Re: WOFF and padding at the end of the font file

On 9 Jun 2010, at 01:07, Sergey Malkin wrote:

>> I think, based on what appears to be the common practice, that we should consider this last-table padding to be standard in sfnt files.
> 
> You are right, there is evidence in OT spec about padding after last table. But since I've seen both cases, I do not think we can easily prohibit either of them.
> 
>> It will still generate a .woff file, but gives a warning because decoding back to sfnt will not produce an exact copy of the original.
> 
> What exactly FireFox is doing? Statement above suggests that you force-padding file regardless of specified size. Is this right? 

The WOFF spec says that "Font tables whose length is not a multiple of 4 are padded with null bytes up to the next 4-byte boundary" (this is mentioned in section 4). The code used in Firefox to decode a WOFF file checks this: it computes the total size needed for the decoded data by summing all the PADDED table sizes, plus the header and directory, and verifies that this matches the totalSfntSize field in the header. If it doesn't, the WOFF file is considered invalid and will not be used. So yes, Firefox requires this padding in a WOFF-packaged font, as the WOFF spec calls for it.

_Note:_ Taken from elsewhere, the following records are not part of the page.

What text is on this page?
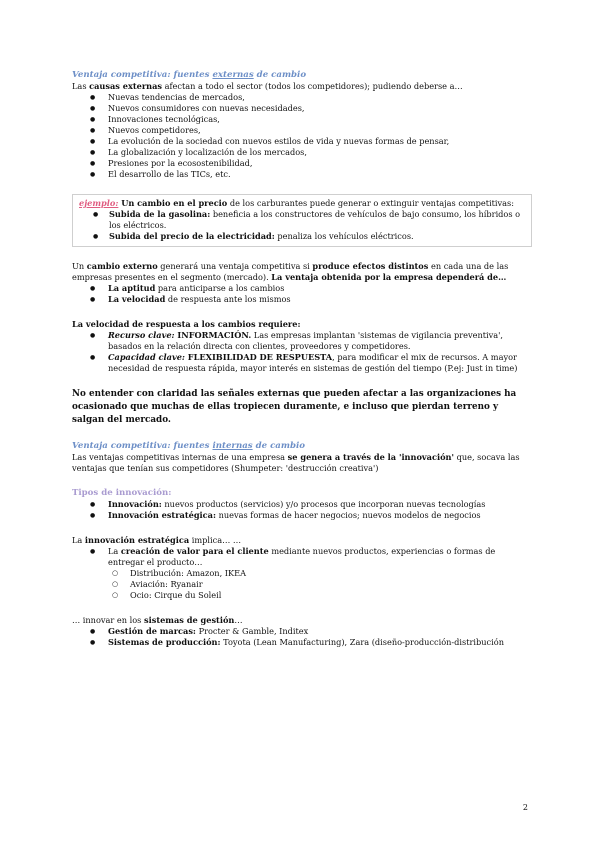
Ventaja competitiva: fuentes externas de cambio

Las causas externas afectan a todo el sector (todos los competidores); pudiendo deberse a…

● Nuevas tendencias de mercados,
● Nuevos consumidores con nuevas necesidades,
● Innovaciones tecnológicas,
● Nuevos competidores,
● La evolución de la sociedad con nuevos estilos de vida y nuevas formas de pensar,
● La globalización y localización de los mercados,
● Presiones por la ecosostenibilidad,
● El desarrollo de las TICs, etc.

ejemplo: Un cambio en el precio de los carburantes puede generar o extinguir ventajas competitivas:

● Subida de la gasolina: beneficia a los constructores de vehículos de bajo consumo, los híbridos o los eléctricos.
● Subida del precio de la electricidad: penaliza los vehículos eléctricos.

Un cambio externo generará una ventaja competitiva si produce efectos distintos en cada una de las empresas presentes en el segmento (mercado). La ventaja obtenida por la empresa dependerá de…

● La aptitud para anticiparse a los cambios
● La velocidad de respuesta ante los mismos

La velocidad de respuesta a los cambios requiere:

● Recurso clave: INFORMACIÓN. Las empresas implantan 'sistemas de vigilancia preventiva', basados en la relación directa con clientes, proveedores y competidores.
● Capacidad clave: FLEXIBILIDAD DE RESPUESTA, para modificar el mix de recursos. A mayor necesidad de respuesta rápida, mayor interés en sistemas de gestión del tiempo (P.ej: Just in time)

No entender con claridad las señales externas que pueden afectar a las organizaciones ha ocasionado que muchas de ellas tropiecen duramente, e incluso que pierdan terreno y salgan del mercado.

Ventaja competitiva: fuentes internas de cambio

Las ventajas competitivas internas de una empresa se genera a través de la 'innovación' que, socava las ventajas que tenían sus competidores (Shumpeter: 'destrucción creativa')

Tipos de innovación:

● Innovación: nuevos productos (servicios) y/o procesos que incorporan nuevas tecnologías
● Innovación estratégica: nuevas formas de hacer negocios; nuevos modelos de negocios

La innovación estratégica implica… …

● La creación de valor para el cliente mediante nuevos productos, experiencias o formas de entregar el producto…
○ Distribución: Amazon, IKEA
○ Aviación: Ryanair
○ Ocio: Cirque du Soleil

… innovar en los sistemas de gestión…

● Gestión de marcas: Procter & Gamble, Inditex
● Sistemas de producción: Toyota (Lean Manufacturing), Zara (diseño-producción-distribución
2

In the event that an sfnt file does NOT have such padding, the process of converting to WOFF and back to sfnt will result in the padding being added; the "round-tripped" file will not be bitwise identical to the original, but will have been "regularized" by adding this final padding. I don't consider this a problem. It is analogous to what happens if you WOFF-encode a font where there was EXCESS padding between the sfnt tables. Such an sfnt is usable and does not (AFAIK) specifically conflict with the OpenType spec, but it may be thought of as "non-canonical", and the process of packaging in WOFF format implies performing a "normalization" of such a structure.

So in brief, we don't prohibit unpadded fonts at the stage of WOFF creation (at least if using my code -- I can't speak for other tools), but the encoding tool will warn about it and add the padding. We DO require the packaged font to use this standardized padding.